A huge percentage of African households rely solely on agricultural income. Around 70% actually. And Agriculture has always been reliable in feeding Africa’s people and affording them some extra income. It is therefore an area that needs massive investment and one that should not be left behind in terms of technology and digitization. This is one sector that will spur assured growth if effort is put into it and it is good to note that financial technology companies have not left it behind.
Take Microsoft for example. The global tech giant has continued to support digitization in different sectors year-on-year, with agriculture being one among the top. Microsoft does this by building partnerships with leaders in different industries and governmental and non-governmental organizations, and helping to build skills in agri-tech and the sector at large.
The results of this continued investment are evident in the number of agri-tech start ups increasing by 110 percent in the past two years. Furthermore, according to World Bank estimates, food production and processing in Africa currently generates over $300 billion annually, but that figure could rise to $1 trillion a year by 2030 if farmers are given the right access to inputs and resources.
Speaking at a round table that Microsoft held yesterday, Amrote Abdella, Regional Director at Microsoft 4Afrika noted that a long-term approach is key to enabling lasting change and impact in the sector. The purpose of the virtual roundtable was to draw attention to and create awareness around an industry that is vital for the survival of humanity.
“With the sector sustaining 70 percent of Africa’s livelihoods, we’ve taken the lead to develop a data-driven, connected farming that optimises yields, boosts farm productivity and increases profitability. Leveraging our extensive partnerships and initiatives network, we are committed to ensuring that all farming communities are equipped with the latest tools like AI, IoT and edge computing to improve productivity and sustainability across the sector,” Amrote Abdella
Microsoft has worked with various partners and customers across the region to realise this strategy and ensure access to the solutions developed. One such partnership is with Alliance for a Green Revolution in Africa (AGRA), Microsoft is exploring the use of big data and artificial intelligence in enabling data-driven, precision farming to support and increase farm productivity and profitability.
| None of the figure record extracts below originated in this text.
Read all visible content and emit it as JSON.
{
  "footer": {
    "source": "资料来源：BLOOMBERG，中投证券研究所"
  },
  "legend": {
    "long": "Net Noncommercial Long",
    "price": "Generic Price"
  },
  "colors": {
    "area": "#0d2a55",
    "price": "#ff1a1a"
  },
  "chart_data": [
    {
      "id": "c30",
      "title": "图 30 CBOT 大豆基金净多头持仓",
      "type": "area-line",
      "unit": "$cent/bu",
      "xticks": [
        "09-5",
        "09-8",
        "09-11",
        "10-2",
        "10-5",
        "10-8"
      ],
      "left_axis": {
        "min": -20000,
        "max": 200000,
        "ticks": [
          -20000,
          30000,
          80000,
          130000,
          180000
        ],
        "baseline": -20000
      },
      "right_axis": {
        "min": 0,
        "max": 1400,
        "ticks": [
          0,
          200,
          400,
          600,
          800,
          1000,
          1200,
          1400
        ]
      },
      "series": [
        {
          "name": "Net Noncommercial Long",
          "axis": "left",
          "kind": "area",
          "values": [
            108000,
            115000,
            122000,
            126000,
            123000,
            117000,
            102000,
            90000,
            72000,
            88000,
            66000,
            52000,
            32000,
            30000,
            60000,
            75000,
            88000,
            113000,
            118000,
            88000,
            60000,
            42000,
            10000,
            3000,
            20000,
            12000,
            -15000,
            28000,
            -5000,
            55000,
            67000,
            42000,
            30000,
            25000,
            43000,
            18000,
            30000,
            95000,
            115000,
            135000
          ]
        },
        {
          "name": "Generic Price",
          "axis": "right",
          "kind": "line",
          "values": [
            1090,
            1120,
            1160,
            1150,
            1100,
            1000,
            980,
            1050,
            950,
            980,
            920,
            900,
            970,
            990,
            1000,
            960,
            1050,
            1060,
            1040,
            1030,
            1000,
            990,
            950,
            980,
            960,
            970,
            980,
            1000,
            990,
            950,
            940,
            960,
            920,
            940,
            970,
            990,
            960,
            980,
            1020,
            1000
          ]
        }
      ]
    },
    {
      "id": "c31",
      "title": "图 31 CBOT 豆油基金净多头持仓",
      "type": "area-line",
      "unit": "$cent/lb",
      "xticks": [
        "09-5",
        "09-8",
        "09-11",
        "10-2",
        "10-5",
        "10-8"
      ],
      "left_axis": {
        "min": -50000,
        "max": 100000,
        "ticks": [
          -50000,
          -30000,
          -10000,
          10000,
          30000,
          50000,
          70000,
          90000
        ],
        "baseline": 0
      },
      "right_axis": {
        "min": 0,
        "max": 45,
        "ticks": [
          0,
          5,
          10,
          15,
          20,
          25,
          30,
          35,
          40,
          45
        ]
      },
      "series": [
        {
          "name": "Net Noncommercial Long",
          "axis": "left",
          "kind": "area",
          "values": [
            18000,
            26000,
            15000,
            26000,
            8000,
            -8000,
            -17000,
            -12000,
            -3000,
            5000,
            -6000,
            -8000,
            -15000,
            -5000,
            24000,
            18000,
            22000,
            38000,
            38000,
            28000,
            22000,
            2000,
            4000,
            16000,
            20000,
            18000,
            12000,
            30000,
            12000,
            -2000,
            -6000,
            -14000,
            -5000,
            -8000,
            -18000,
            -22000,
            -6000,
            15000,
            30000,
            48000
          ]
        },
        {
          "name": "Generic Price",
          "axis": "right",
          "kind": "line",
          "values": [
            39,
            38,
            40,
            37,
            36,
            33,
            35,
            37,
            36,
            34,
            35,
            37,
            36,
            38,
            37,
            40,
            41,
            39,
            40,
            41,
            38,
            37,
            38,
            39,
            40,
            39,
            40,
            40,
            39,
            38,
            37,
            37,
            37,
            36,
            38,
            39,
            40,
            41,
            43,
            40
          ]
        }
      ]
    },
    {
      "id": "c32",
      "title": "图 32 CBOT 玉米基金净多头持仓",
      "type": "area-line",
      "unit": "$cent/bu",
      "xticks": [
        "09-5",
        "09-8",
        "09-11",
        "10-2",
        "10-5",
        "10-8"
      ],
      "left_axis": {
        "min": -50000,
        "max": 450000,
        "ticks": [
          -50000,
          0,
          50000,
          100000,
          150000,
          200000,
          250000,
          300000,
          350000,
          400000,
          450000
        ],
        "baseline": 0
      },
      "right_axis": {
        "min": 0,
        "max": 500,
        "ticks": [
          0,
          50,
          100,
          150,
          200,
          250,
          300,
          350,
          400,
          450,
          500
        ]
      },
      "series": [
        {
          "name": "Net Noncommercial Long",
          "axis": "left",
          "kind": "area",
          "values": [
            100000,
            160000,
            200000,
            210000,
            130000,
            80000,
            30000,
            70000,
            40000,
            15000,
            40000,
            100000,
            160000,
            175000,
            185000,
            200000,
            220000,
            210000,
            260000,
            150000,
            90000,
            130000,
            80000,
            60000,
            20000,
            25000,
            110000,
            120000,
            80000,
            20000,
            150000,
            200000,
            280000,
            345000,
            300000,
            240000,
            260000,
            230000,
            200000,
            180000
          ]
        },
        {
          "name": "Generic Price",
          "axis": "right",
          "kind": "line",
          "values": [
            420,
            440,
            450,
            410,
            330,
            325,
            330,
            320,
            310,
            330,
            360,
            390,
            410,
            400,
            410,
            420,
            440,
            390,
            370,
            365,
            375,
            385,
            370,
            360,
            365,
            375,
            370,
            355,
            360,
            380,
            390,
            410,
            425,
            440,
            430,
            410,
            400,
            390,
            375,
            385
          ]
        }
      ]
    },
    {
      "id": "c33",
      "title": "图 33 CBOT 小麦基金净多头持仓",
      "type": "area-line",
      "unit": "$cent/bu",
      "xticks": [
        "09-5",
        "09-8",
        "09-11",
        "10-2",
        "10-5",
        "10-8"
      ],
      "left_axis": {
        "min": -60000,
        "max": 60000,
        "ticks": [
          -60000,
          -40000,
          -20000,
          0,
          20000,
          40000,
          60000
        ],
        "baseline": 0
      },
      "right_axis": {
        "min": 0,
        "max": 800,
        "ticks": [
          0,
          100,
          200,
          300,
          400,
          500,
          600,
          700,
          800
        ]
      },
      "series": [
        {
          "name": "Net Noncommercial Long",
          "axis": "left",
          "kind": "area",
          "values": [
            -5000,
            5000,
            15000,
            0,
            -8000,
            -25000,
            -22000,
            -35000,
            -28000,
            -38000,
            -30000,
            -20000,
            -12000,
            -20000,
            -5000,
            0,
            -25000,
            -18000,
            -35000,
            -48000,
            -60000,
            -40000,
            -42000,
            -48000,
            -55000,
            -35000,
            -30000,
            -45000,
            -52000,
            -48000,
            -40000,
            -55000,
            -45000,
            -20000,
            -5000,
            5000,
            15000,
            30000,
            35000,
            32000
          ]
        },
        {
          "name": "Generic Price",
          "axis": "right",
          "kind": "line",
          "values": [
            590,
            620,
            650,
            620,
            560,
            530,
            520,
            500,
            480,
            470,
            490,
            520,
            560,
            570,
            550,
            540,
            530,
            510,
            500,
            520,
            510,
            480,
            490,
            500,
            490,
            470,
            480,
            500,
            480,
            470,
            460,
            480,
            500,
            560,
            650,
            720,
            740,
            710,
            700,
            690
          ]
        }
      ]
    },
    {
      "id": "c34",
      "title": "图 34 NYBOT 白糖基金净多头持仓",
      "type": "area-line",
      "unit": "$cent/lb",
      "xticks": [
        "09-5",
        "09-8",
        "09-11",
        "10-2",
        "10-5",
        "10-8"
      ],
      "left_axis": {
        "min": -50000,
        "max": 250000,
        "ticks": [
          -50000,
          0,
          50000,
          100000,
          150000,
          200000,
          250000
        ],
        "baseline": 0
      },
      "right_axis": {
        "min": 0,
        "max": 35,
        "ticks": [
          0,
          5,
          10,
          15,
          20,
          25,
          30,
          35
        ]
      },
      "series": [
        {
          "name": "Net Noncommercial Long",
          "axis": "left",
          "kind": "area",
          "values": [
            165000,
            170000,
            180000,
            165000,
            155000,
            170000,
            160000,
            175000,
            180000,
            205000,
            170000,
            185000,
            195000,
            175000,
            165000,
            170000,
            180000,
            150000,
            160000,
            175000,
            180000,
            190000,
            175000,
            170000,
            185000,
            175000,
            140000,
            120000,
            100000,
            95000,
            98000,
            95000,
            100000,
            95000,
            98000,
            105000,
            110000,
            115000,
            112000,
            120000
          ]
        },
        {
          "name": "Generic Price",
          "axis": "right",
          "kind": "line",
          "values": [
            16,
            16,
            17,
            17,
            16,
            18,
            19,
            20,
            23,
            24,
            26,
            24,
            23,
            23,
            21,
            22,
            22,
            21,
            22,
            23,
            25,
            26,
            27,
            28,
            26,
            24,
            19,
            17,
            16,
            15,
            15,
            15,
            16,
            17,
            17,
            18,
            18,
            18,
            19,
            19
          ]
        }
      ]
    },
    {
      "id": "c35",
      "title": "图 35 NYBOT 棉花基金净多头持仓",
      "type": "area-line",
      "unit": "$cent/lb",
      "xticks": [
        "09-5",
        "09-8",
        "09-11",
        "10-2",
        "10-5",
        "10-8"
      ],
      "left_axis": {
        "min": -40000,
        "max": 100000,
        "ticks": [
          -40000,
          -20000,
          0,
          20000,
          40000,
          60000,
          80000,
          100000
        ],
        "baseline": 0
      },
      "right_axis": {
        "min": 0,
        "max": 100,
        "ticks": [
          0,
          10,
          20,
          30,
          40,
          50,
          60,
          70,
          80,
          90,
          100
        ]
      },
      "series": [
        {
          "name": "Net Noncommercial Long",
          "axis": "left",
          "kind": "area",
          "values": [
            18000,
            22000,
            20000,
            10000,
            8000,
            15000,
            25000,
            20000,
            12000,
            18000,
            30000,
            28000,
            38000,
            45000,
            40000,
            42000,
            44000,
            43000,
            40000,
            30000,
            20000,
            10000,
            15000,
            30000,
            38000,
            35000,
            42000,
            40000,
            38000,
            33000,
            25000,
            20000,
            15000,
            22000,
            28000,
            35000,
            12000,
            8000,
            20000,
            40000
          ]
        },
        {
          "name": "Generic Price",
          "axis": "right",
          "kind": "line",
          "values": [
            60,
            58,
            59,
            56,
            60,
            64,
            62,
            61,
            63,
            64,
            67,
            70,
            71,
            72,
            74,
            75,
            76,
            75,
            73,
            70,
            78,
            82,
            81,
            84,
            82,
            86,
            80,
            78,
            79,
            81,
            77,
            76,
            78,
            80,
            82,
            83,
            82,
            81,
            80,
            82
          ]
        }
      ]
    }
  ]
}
Another partner is SunCulture which helps farmers improve their crop yields through solar-powered irrigation systems. Using IoT technology, SunCulture customers are generating 10x more annual income, experiencing a
Yet another example from Kenya is Twiga Foods , a mobile-based business-to-business food supply platform, links smallholder farmers in rural Kenya to informal retail vendors in cities. With Twiga’s mobile platform, vendors can order fresh produce from farmers across Kenya at competitive prices. Twiga is driving microfinancing for smallholder farmers in Kenya, by creating credit history through goods transactions powered by Microsoft cloud solution. It currently benefits 8,000 farmers and 15,000 vendors.